Not that I am foot phobic like some people I know. Baby’s feet are cute; especially the way they do that little rabbit pawing thing at your belly when they are on the breast. And I do like rubbing feet with my lover when we are wrapped up close in each other, to connect from lip to toe. But mostly, feet and I have never really had much to say to each other.
Until moving to Bali that is. Until the only way for me to get around is on the back of a motorbike in this madness they call traffic. Lately my feet have a whole lot to say! Apart from insisting that I wear my heaviest sandals before I walk out the door, they have developed a knack of sucking all the blood away from my ankles for the duration of any ride. To be fair, I guess they have been indoctrinated by the boots and leather safety set back home, but I left all those trappings behind, knowing how ridiculously hot it would be over here. And I suppose there are rabid dogs, pot holes and maniac drivers around every bend, so I can’t discount their convulsions as completely irrational. But no amount of pointing out sarong wearing, side saddled, thong flapping pillions would convince my feet to either release the blood back into my ankles ( a particularly uncomfortable sensation I have to say ) or to uncurl their toes from the foetal positions they had taken up at the end of my sandals. What to do?
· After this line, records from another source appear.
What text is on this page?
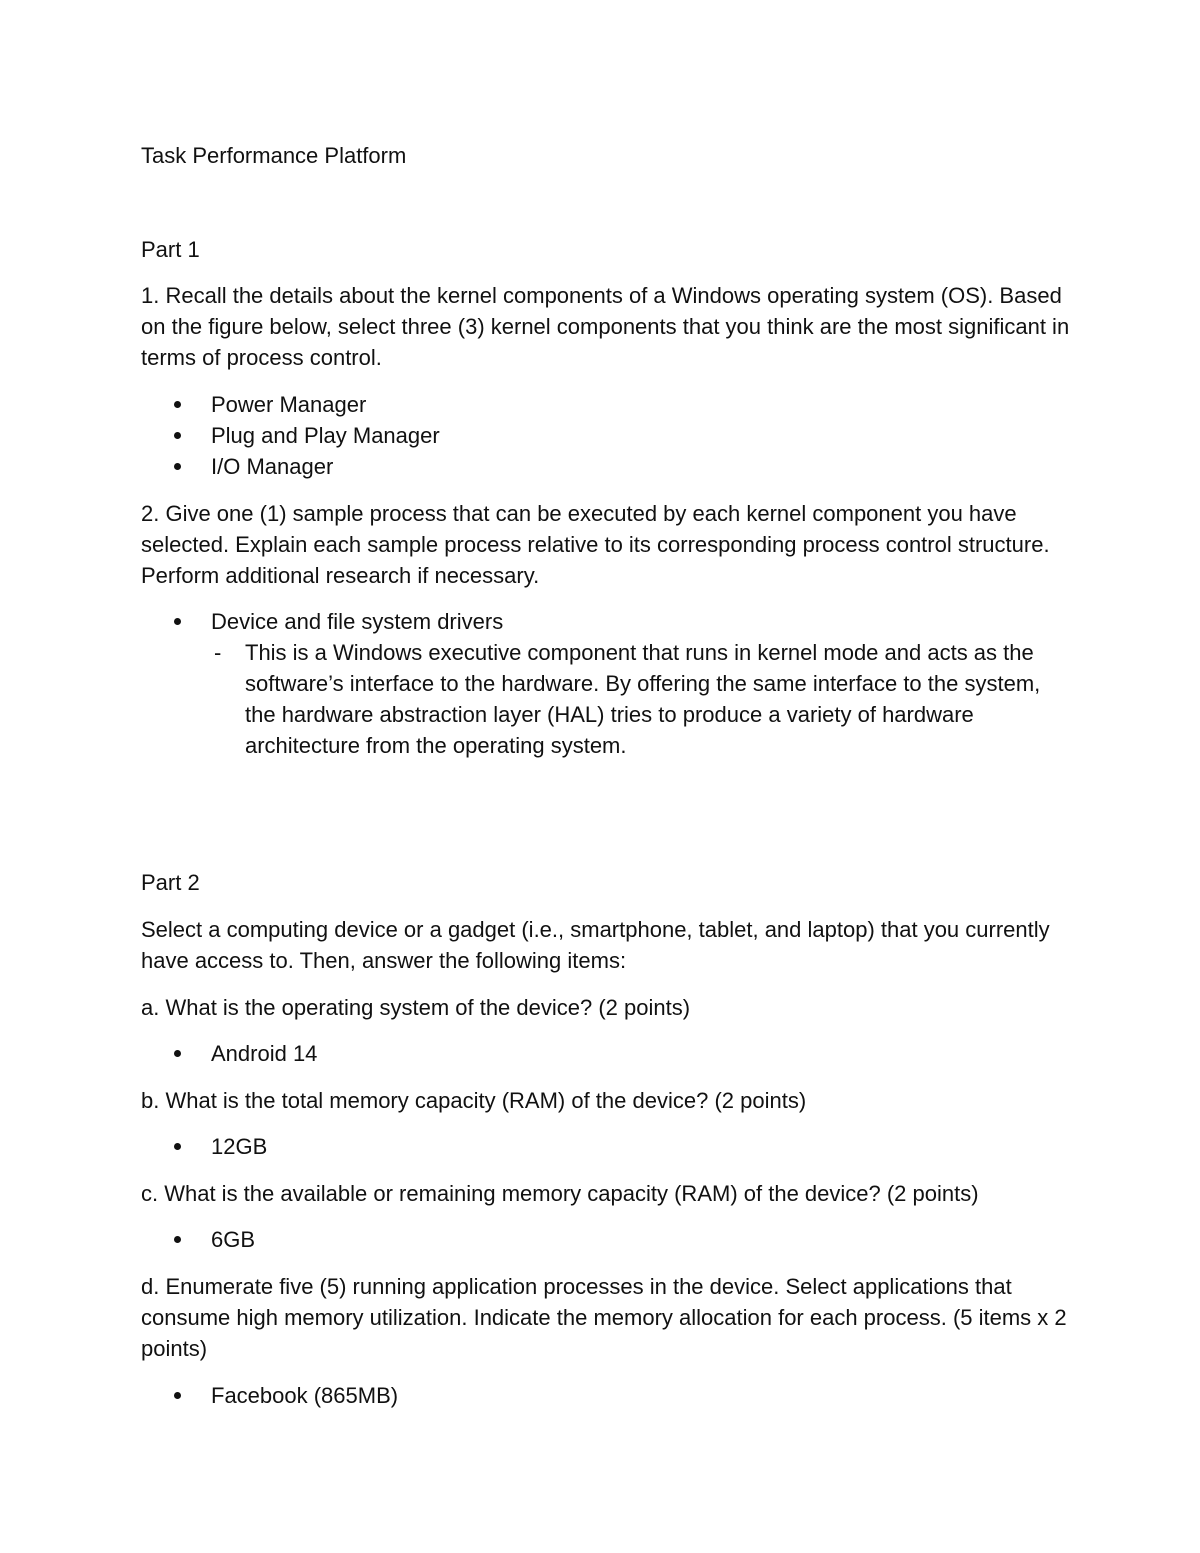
Task Performance Platform

Part 1

1. Recall the details about the kernel components of a Windows operating system (OS). Based on the figure below, select three (3) kernel components that you think are the most significant in terms of process control.

Power Manager
Plug and Play Manager
I/O Manager

2. Give one (1) sample process that can be executed by each kernel component you have selected. Explain each sample process relative to its corresponding process control structure. Perform additional research if necessary.

Device and file system drivers
- This is a Windows executive component that runs in kernel mode and acts as the software’s interface to the hardware. By offering the same interface to the system, the hardware abstraction layer (HAL) tries to produce a variety of hardware architecture from the operating system.

Part 2

Select a computing device or a gadget (i.e., smartphone, tablet, and laptop) that you currently have access to. Then, answer the following items:

a. What is the operating system of the device? (2 points)

Android 14

b. What is the total memory capacity (RAM) of the device? (2 points)

12GB

c. What is the available or remaining memory capacity (RAM) of the device? (2 points)

6GB

d. Enumerate five (5) running application processes in the device. Select applications that consume high memory utilization. Indicate the memory allocation for each process. (5 items x 2 points)

Facebook (865MB)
As with many things, time has managed to minimise the trauma to an occasional, "only when under direct threat" affair, and to be honest, the rest of my body is similarly contorted at those times. So we have come to a bit of a truce on the whole motor biking thing. And, the other day, now that they have been lulled out their hyper vigilant, red alert rigidity, I actually managed to sneak out the door in my thongs, and get on the bike before they noticed.